Dès lors, ma vie tout entière devint une affaire de cheveux. Je me plongeais dans les livres, dépeçais les théories, scrutais les avancées médicales, interrogeais les spécialistes. Je voulais tout connaître de mon nouvel ennemi, mesurer ses armes secrètes, décortiquer ses lignes de défense, mettre à nu ses chausse-trappes et ses talons d'Achille. J'appris que le follicule pilaire était un entortillement biscornu d'acides aminés de diverses carrures, qu'il se laissait irriguer par un organe rondouillard appelé glande sébacée, et qu'il n'était que partiellement vivant, l'hypocrite, son sous sol bouillonnant de cellules travailleuses et de réseaux sanguins, quand sa partie aérienne relevait simplement de la vieille corne. Je découvris que l'être humain normalement constitué en possédait entre cent mille et cent cinquante mille, ce qui fait déjà un joli buisson, mais que, pour des raisons génétiques encore mal explorées, les Afghans en abritaient vingt pour cent de plus sous leur turban. La nuit, je rêvais de galoper dans les steppes afghanes, ma folle crinière au vent.

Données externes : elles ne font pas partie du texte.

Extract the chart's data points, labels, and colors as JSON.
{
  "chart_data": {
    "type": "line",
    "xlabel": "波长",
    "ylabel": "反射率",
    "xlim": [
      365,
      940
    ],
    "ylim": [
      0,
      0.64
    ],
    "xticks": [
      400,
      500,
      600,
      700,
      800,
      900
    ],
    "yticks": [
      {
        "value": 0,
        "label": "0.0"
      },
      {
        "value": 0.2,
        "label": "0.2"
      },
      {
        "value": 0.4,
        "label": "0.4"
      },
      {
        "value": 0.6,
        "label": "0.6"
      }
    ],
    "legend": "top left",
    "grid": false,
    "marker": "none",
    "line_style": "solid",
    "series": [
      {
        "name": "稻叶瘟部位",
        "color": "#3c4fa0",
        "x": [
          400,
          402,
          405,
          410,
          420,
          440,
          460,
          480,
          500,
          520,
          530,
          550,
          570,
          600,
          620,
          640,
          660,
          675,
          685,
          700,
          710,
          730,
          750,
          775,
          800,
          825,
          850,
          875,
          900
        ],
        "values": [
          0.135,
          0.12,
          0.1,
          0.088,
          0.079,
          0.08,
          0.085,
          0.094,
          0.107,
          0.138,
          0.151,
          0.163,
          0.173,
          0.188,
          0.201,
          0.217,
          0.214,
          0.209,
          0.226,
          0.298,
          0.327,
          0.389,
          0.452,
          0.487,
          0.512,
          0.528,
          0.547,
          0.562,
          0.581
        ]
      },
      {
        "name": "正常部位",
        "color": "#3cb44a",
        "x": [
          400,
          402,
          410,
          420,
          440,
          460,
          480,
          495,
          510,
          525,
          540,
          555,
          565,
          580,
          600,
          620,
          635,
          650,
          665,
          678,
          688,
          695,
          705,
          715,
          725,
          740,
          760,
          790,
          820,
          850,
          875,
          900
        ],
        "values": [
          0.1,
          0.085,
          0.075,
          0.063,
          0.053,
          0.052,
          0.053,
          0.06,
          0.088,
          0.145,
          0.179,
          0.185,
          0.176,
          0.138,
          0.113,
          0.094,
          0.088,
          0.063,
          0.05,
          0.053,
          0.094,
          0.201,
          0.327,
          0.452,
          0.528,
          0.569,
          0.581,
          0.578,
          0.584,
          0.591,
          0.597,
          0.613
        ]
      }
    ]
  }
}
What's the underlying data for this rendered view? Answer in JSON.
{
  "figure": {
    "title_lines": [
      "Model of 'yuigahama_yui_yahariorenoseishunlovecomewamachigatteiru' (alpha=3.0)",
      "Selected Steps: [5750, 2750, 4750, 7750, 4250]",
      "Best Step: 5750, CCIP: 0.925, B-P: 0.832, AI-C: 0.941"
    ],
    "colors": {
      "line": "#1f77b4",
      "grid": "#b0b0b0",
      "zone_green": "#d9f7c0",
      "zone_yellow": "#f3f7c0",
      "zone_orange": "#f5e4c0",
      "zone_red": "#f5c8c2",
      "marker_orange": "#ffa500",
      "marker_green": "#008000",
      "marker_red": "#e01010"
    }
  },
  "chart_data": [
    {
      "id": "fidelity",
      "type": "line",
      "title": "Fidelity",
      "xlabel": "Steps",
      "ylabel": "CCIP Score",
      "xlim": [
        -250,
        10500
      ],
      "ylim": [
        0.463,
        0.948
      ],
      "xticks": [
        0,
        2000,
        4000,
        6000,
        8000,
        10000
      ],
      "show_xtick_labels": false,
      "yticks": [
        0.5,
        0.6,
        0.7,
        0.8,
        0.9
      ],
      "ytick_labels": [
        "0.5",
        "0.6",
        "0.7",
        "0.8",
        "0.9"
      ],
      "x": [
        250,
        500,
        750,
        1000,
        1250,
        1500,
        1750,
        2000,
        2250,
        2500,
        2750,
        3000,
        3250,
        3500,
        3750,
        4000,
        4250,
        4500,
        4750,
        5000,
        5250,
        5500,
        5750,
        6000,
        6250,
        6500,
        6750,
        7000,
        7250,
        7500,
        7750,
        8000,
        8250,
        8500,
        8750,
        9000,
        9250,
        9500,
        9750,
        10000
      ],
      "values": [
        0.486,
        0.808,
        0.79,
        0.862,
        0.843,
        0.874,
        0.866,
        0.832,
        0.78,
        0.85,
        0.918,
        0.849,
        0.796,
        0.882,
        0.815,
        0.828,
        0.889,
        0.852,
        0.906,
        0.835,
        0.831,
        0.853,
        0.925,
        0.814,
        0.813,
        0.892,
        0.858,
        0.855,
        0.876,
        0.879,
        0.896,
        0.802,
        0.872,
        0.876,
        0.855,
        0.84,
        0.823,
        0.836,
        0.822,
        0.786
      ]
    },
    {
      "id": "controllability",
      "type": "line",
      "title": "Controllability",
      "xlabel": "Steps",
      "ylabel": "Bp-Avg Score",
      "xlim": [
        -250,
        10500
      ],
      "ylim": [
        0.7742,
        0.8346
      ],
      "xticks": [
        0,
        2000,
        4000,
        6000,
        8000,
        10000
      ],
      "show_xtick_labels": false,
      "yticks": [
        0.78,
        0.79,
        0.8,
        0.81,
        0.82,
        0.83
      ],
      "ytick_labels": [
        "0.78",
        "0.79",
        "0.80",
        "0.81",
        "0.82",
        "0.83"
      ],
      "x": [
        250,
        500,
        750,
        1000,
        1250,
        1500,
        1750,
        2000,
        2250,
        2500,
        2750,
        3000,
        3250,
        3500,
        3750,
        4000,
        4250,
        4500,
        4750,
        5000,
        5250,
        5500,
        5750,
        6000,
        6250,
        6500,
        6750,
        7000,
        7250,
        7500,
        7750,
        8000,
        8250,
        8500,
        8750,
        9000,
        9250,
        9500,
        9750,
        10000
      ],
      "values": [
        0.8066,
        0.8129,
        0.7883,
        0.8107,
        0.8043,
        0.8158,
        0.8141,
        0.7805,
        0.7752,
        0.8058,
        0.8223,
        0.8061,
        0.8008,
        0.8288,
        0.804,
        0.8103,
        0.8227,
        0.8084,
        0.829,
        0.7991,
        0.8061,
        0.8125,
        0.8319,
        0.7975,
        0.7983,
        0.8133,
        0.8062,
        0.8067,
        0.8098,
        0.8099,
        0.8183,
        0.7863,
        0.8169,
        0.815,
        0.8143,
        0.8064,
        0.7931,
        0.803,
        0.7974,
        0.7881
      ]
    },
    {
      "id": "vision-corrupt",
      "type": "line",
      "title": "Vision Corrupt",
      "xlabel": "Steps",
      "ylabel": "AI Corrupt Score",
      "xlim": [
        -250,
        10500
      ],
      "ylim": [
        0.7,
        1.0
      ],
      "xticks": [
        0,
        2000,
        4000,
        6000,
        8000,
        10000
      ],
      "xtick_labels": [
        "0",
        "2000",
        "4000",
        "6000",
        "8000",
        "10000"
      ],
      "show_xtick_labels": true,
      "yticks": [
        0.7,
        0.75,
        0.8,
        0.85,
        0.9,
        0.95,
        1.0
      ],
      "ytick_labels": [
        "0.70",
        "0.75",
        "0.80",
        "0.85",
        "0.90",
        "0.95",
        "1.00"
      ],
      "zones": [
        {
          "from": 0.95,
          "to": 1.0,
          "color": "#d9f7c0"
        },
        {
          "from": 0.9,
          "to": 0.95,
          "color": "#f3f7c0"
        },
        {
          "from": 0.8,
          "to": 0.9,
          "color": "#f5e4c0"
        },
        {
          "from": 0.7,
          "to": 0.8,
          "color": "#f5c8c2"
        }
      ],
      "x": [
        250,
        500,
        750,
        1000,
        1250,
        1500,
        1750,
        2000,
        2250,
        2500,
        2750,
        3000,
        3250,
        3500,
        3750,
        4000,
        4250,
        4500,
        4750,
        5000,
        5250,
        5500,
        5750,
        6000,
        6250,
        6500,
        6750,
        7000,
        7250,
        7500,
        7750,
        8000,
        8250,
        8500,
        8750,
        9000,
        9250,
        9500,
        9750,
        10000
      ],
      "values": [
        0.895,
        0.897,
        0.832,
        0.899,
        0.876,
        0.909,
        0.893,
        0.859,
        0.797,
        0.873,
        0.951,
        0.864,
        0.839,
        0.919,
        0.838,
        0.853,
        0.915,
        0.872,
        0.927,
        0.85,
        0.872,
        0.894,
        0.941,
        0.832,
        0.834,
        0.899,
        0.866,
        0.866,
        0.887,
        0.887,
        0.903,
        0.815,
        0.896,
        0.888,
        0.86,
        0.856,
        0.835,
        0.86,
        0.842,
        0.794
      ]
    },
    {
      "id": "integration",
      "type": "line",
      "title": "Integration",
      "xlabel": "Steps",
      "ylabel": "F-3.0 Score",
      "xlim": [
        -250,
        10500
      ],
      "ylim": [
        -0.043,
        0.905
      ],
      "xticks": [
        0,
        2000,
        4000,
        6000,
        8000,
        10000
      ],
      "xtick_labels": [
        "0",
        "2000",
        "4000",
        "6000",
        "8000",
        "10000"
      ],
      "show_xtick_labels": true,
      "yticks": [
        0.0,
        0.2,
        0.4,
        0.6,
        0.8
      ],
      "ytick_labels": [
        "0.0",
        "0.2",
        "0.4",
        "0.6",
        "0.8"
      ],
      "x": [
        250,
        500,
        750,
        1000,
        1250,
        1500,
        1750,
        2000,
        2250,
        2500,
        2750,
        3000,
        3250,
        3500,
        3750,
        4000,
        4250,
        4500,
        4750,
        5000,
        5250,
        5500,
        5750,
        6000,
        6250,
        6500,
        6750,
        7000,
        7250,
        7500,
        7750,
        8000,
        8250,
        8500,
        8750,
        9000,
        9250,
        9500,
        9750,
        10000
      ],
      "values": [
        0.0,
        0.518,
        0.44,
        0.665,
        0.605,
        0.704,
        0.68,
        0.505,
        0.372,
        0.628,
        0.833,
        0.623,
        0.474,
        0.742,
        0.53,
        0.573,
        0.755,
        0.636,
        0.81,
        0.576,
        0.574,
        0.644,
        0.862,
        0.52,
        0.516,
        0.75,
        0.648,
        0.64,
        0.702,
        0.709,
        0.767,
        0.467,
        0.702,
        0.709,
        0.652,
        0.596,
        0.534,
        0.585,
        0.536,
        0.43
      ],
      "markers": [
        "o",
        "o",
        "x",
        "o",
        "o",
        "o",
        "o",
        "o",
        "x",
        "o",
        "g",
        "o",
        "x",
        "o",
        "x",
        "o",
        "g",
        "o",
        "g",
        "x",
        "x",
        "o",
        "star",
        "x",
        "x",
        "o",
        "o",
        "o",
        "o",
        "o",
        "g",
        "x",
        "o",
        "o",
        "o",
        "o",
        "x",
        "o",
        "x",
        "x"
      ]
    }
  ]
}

Pendant la journée, l'obsession prenait un tour moins échevelé. Avec une méticulosité d'arpenteur, je recensais tous les chauves que je pouvais croiser et je consignais chaque soir le résultat de ce recensement démentiel en pattes de mouches sur un petit carnet, que j'escamotais dans un placard à chaussures. Il ne s'agissait pas de me faire prendre. Pour conférer à cette démarche de demi-fou une espèce de valeur scientifique, car je n'avais pas abandonné toute dignité, j'entrepris de classifier mes dégarnis en catégories zoologiques distinctes, selon l'ampleur de leur déconfiture. Je constituais ainsi trois colonnes dans mon calepin secret : les faux derches à peine ratiboisés mais, cela se devinait à leurs yeux égarés, déjà démolis par la cisaille et irrémédiablement promis à un avenir désertique ; les semi-tondus, à la piste d'atterrissage suffisante pour les insectes de maigre envergure, moustiques, moucherons, éventuellement les coccinelles ; les grands vidés, enfin, dont l'occiput brillant et libéré de toute aspérité pouvait accueillir sans risque, y compris de nuit, des escadrilles entières de phalènes à poil argenté et de coléoptères cargos.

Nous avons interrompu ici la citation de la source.